The Pandemic’s Lasting Impact on Churces
Leading a congregation through Covid was one of the most challenging things I have ever done. Other faith leaders that I have talked to agree. Nobody took a class in seminary focusing on church leadership during a global pandemic. Over the past two years, many ministers have retired early and many others have left the church to do something completely different. This became easy to understand when they got repeatedly criticized for holding a worship service, youth activity, or fellowship dinner. Covid brought out some of the worst behavior and divisions among members and leaders. Everybody was stressed, fearful, and uncertain about the future. Matters of politics and race did not help the situation. It’s still too early to know what the pandemic will mean for churches in the long run, but we do have some specific trends that have emerged which can be identified. In talking to other faith leaders, here are twelve of the lasting effects that the pandemic has had on North American congregations:
• Most churches (not all) have now returned to the 55-80% range of pre-pandemic in person church attendance; very few are above that mark.
• Online worship is now the preferred option for many and churches should be intentional in offering it. This has become a ministry in and of itself
• Many members who were marginally committed to the church simply have not and will not come back. Their Sundays are now filled with other activities.

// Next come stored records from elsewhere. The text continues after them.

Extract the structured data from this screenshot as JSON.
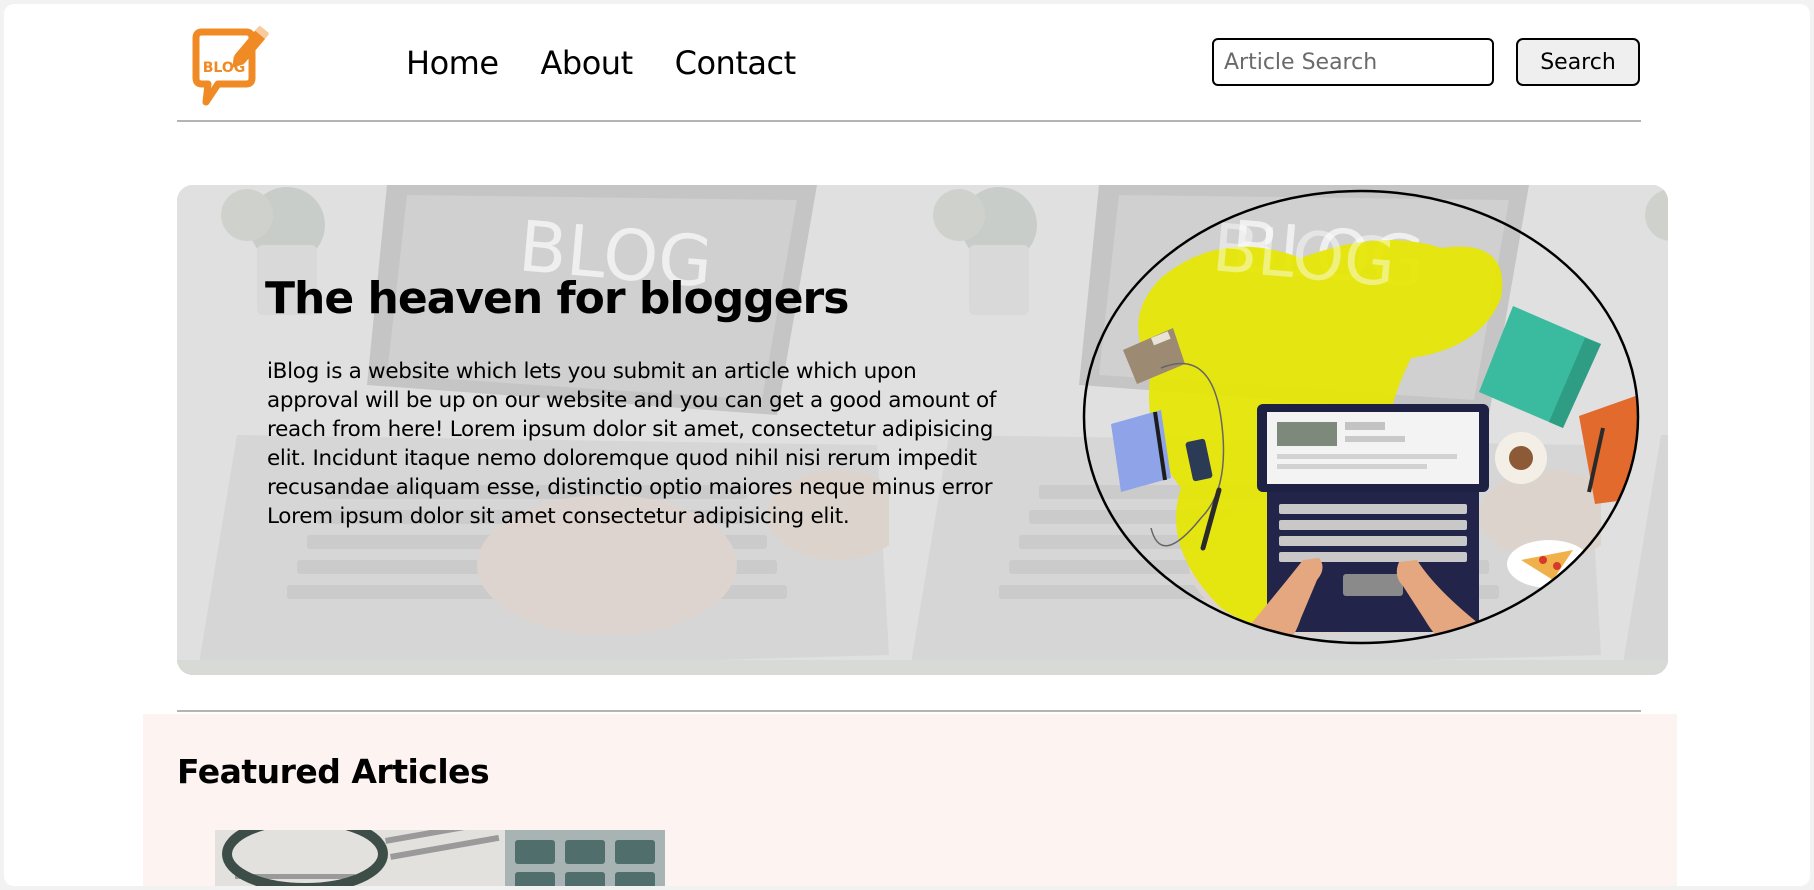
{
  "header": {
    "logo_text": "BLOG",
    "nav": [
      "Home",
      "About",
      "Contact"
    ],
    "search_placeholder": "Article Search",
    "search_button": "Search"
  },
  "hero": {
    "title": "The heaven for bloggers",
    "description": "iBlog is a website which lets you submit an article which upon approval will be up on our website and you can get a good amount of reach from here! Lorem ipsum dolor sit amet, consectetur adipisicing elit. Incidunt itaque nemo doloremque quod nihil nisi rerum impedit recusandae aliquam esse, distinctio optio maiores neque minus error Lorem ipsum dolor sit amet consectetur adipisicing elit.",
    "background_text": "BLOG"
  },
  "featured": {
    "title": "Featured Articles"
  },
  "colors": {
    "accent_orange": "#f08a24",
    "illustration_yellow": "#e5e600",
    "featured_bg": "#fdf3f1"
  }
}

• Covid also revealed some church leaders who were not truly committed to being present.
• The pandemic presented a unique opportunity for “church shopping” and many have taken advantage of it, both online and in person.
• *Many now believe that attending once a month constitutes regular church attendance.
• People missed their small groups most and that was the first thing they wanted back. Isolation and disconnection was very difficult.
• It became clear that much of the programming offered in churches was ineffective and only kept active members busy and overextended.
• Churches should now realize what matters most – vibrant worship, forming small groups, and mission. Church mission statements should reflect these basic priorities.
• Churches that are reaching young families, children, and youth have a much brighter future than those who are not. Young leaders are essential for the future.
• Staffing structures and areas of specialization will need to change and evolve; many churches are still staffed for the year 2000.
• Effective biblical preaching must lead to self-reflection, inspiration, and ultimately life change.
These observations are based on personal experience and what I have heard other faith leaders report. “Christendom” is the word referring to the culture giving preferential treatment to Christian practices and norms. Those days seem to be gone. Youth sports happen on Sunday mornings, even in the south. “Blue laws” are a thing of the past. It will now be up to churches to create a culture that people want to be a part of because the days of going to church out of obligation or social pressure are gone.